Rearrangement?

Question

Been staring at this for ages and can't see how to do it any help appreciated thanks.

x = (m.s.e^(c.t))/(s - m+ m.e^(ct))

Simplified to
x = s.m/(m+(s - m).e^(ct))

Where all are constants except x and t. Thanks again sorry it messy (if it wasn't I would probably be able to do it, then again....)

Answer 1

Well, I don't see how that works exactly the way you posted it, but I can see how it works if there are either

1) two minuses in the original problem, which should have read:

x = (m × s × e^(-c × t)) / (s - m + m × e^(-c × t))

OR

2) one minus in the final answer, which should have read:

x = (s × m) / [m + (s - m) × e^(-c × t)]

I'll assume you posted the problem correctly but messed up the answer. The process is the same either way.

x = (m × s × e^(c × t)) / (s - m + m × e^(c × t))

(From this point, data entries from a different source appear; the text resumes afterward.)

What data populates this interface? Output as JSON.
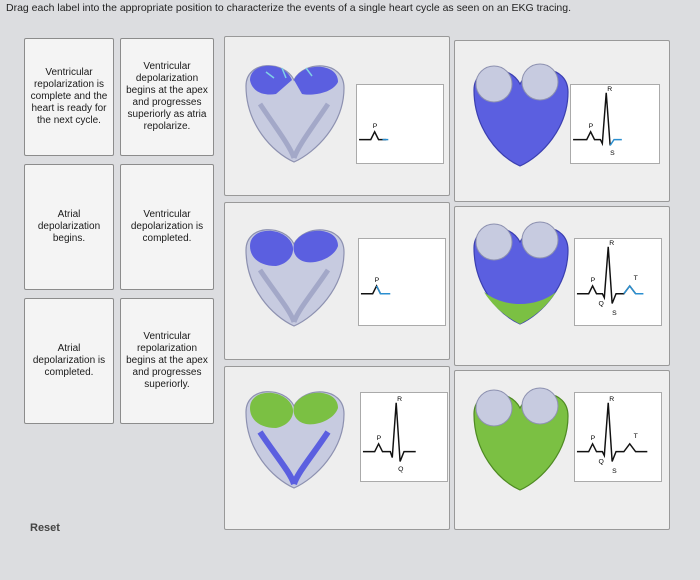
{
  "instruction": "Drag each label into the appropriate position to characterize the events of a single heart cycle as seen on an EKG tracing.",
  "labels": [
    "Ventricular repolarization is complete and the heart is ready for the next cycle.",
    "Ventricular depolarization begins at the apex and progresses superiorly as atria repolarize.",
    "Atrial depolarization begins.",
    "Ventricular depolarization is completed.",
    "Atrial depolarization is completed.",
    "Ventricular repolarization begins at the apex and progresses superiorly."
  ],
  "ekg_letters": {
    "p": "P",
    "q": "Q",
    "r": "R",
    "s": "S",
    "t": "T"
  },
  "reset_label": "Reset",
  "colors": {
    "depolarized_blue": "#5b5fe0",
    "repolarized_green": "#7bc043",
    "heart_gray": "#c7cbe0"
  }
}
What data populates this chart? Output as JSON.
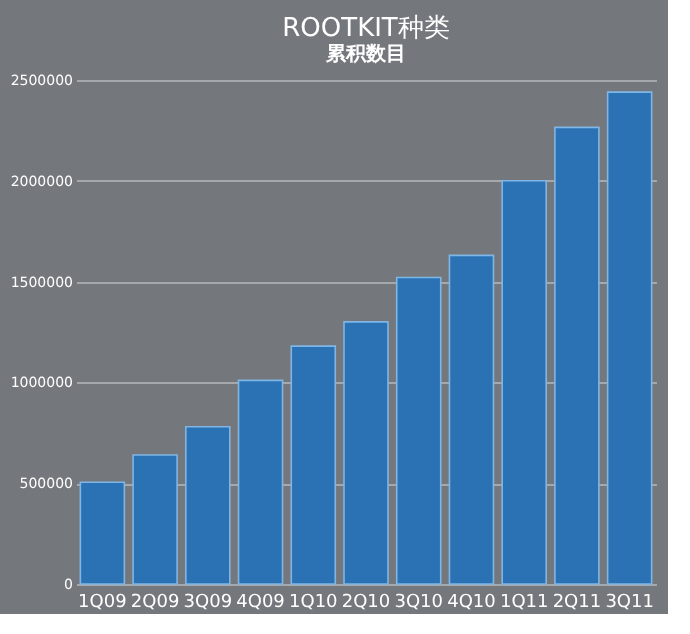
{
  "chart_data": {
    "type": "bar",
    "title": "ROOTKIT种类",
    "subtitle": "累积数目",
    "categories": [
      "1Q09",
      "2Q09",
      "3Q09",
      "4Q09",
      "1Q10",
      "2Q10",
      "3Q10",
      "4Q10",
      "1Q11",
      "2Q11",
      "3Q11"
    ],
    "values": [
      505000,
      640000,
      780000,
      1010000,
      1180000,
      1300000,
      1520000,
      1630000,
      2000000,
      2265000,
      2440000
    ],
    "color": "#2a72b3",
    "ylim": [
      0,
      2500000
    ],
    "yticks": [
      0,
      500000,
      1000000,
      1500000,
      2000000,
      2500000
    ],
    "grid": "y"
  }
}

Multiply top and bottom by e^(-c × t):

x = (m × s × e^(c × t)) / (s - m + m × e^(c × t)) × e^(-c × t)/e^(-c × t)

Distribute it through:

x = (m × s × e^(c × t) × e^(-c × t)) / [(s - m + m × e^(c × t)) × e^(-c × t)]

And then e^(c × t) × e^(-c × t) = e^(c × t - c × t) = e^0:

x = (m × s × e^0) / [s × e^(-c × t) - m × e^(-c × t) + m × e^0]

And of course e^0 is just 1:

x = (s × m) / [m + (s - m) × e^(-c × t)]

If the minuses should be in the original equation instead of the final solution, then you'd multiply by e^(c × t)/e^(c × t), instead.

Would be interested to know which it was.... If it's neither, then the person who wrote it messed up.

- - - - - - - - - - - -

Cliff's Notes Version: n = ct

           mseⁿ           eˉⁿ              ms
x = - - - - - - - - -  ×  - - - = - - - - - - - - - - -
     s - m + meⁿ      eˉⁿ     seˉⁿ - meˉⁿ + m

             ms
x = - - - - - - - - - - -
      m + eˉⁿ(s - m)

Answer 2

This is a horse with a broken leg, and needs to be shot.

This is totally messed up, and the original expression really can't be simplified any further anyway, if you've posted it correctly.